While recording a podcast taping of Political Party Live in Cedar Rapids, Iowa, released on Feb. 26, Harris was asked by an audience member what she'd do for women in her first 100 days in the White House — should she win in 2020. Harris said that she'd like to first turn to the economy and "lift the economic status of women," and "that means passing the ERA," she said. "Let's start there."
The Equal Rights Amendment (ERA) is a proposed addition to the U.S. Constitution that has been in the works for, oh, decades. The proposed amendment would "guarantee equal legal rights" for every citizen "regardless of sex," and also end "legal distinctions between men and women in terms of divorce, property, employment, and other matters," according to EqualRightsAmendment.org, a website dedicated to advocating for the ERA. The amendment was originally introduced by activist Alice Paul 1923, and didn't pass Congress until the 1970s, when it went to the states to be ratified. That's where it stalled. And while the country has made quite a bit of progress since then, the ERA would still be a major win for feminism and women's rights.
The main advantage to the ERA is that it would solidify gender equality into the Constitution, which would make it harder for women's rights under the law to be overturned. By codifying that men and women have the same legal Constitutional rights, advocates say that the ERA would federally guarantee equal pay, hopefully helping to close the wage gap, as well as providing legal defenses against gender and pregnancy discrimination and even gendered violence.
While the equal protection clause of the 14th Amendment to the Constitution guarantees protection, it hasn't always been applied to women. In fact, women are not explicitly mentioned in the Constitution at all except for the 19th Amendment, which codified women's right to vote. The ERA could fix that but, as of May 2018, only 37 states have ratified the Amendment, just one short of the number needed to ratify it into the Constitution (in theory) according to CNN. In practice it's a little more complicated, thanks to a 1982 deadline to ratify it, according to The New York Times. Because of the missed deadline, once 38 states get on board, organizers will have to lobby to Congress to recognize the ratifications.
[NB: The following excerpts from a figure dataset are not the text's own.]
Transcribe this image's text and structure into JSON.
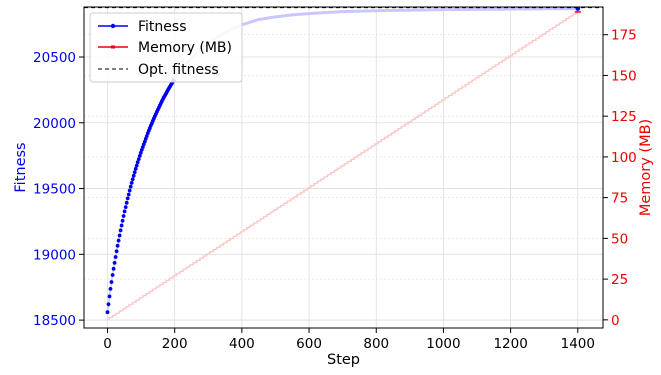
{
  "chart_data": {
    "type": "line",
    "title": "",
    "xlabel": "Step",
    "ylabel_left": "Fitness",
    "ylabel_right": "Memory (MB)",
    "xlim": [
      -70,
      1475
    ],
    "ylim_left": [
      18440,
      20880
    ],
    "ylim_right": [
      -5,
      192
    ],
    "x_ticks": [
      0,
      200,
      400,
      600,
      800,
      1000,
      1200,
      1400
    ],
    "y_left_ticks": [
      18500,
      19000,
      19500,
      20000,
      20500
    ],
    "y_right_ticks": [
      0,
      25,
      50,
      75,
      100,
      125,
      150,
      175
    ],
    "grid": true,
    "legend_position": "upper-left",
    "optimal_fitness": 20875,
    "series": [
      {
        "name": "Fitness",
        "axis": "left",
        "color": "#0000ee",
        "fade_color": "#c8c8ff",
        "marker": "dot",
        "x": [
          0,
          4,
          8,
          12,
          16,
          20,
          25,
          30,
          35,
          40,
          45,
          50,
          55,
          60,
          70,
          80,
          90,
          100,
          110,
          120,
          130,
          140,
          150,
          165,
          180,
          200,
          220,
          250,
          280,
          320,
          360,
          400,
          450,
          500,
          550,
          600,
          700,
          800,
          900,
          1000,
          1100,
          1200,
          1300,
          1400
        ],
        "values": [
          18560,
          18640,
          18720,
          18790,
          18860,
          18920,
          18995,
          19065,
          19130,
          19195,
          19255,
          19315,
          19370,
          19425,
          19525,
          19615,
          19700,
          19780,
          19850,
          19920,
          19985,
          20045,
          20100,
          20180,
          20250,
          20335,
          20405,
          20490,
          20560,
          20640,
          20700,
          20745,
          20785,
          20805,
          20820,
          20830,
          20845,
          20852,
          20856,
          20860,
          20862,
          20864,
          20866,
          20867
        ]
      },
      {
        "name": "Memory (MB)",
        "axis": "right",
        "color": "#ee0000",
        "fade_color": "#ffc8c8",
        "marker": "tick",
        "x": [
          0,
          1400
        ],
        "values": [
          0,
          189
        ]
      },
      {
        "name": "Opt. fitness",
        "axis": "left",
        "color": "#000000",
        "style": "dashed"
      }
    ],
    "colors": {
      "left_axis": "#0000ee",
      "right_axis": "#ee0000",
      "grid": "#dddddd"
    }
  }
}
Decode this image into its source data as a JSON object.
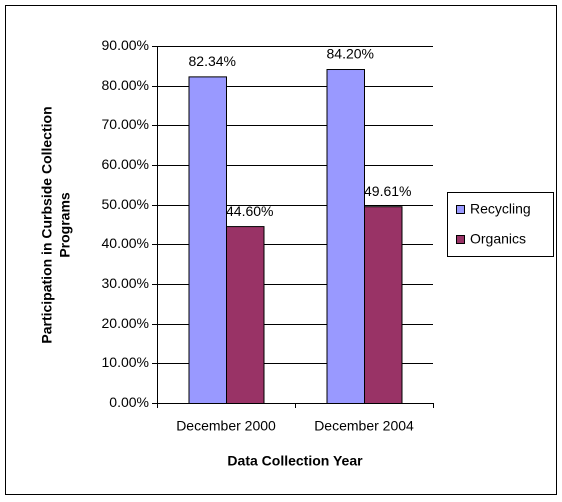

While it seems like a no brainer, there has been some pushback to the ERA, with opponents like anti-feminist Phyllis Schlafly arguing that it would in fact hurt women, requiring them to be drafted into military service or take away social security benefits for widows. The pushback against the proposed amendment has generally assumed that women don't need the ERA, and that women are doing better than ever.
But with modern-day anti-sexism and harassment movements like #MeToo and #TimesUp, the conversation has been put back on the table. During a May 2018 event on Capitol Hill, actress and activist Alyssa Milano, who has been active in the conversation around #MeToo, told the crowd that empowering women is pretty difficult when they aren't even "recognized as part of our Constitution," and that's why the ERA is needed, according to CNN.
The ERA is one of the biggest feminist issues to look at when trying to move the dial forward, and so it makes sense that Harris has her eye on it should she strut into the Oval Office in 2020. No matter what you think of the proposal itself, it's a bold move.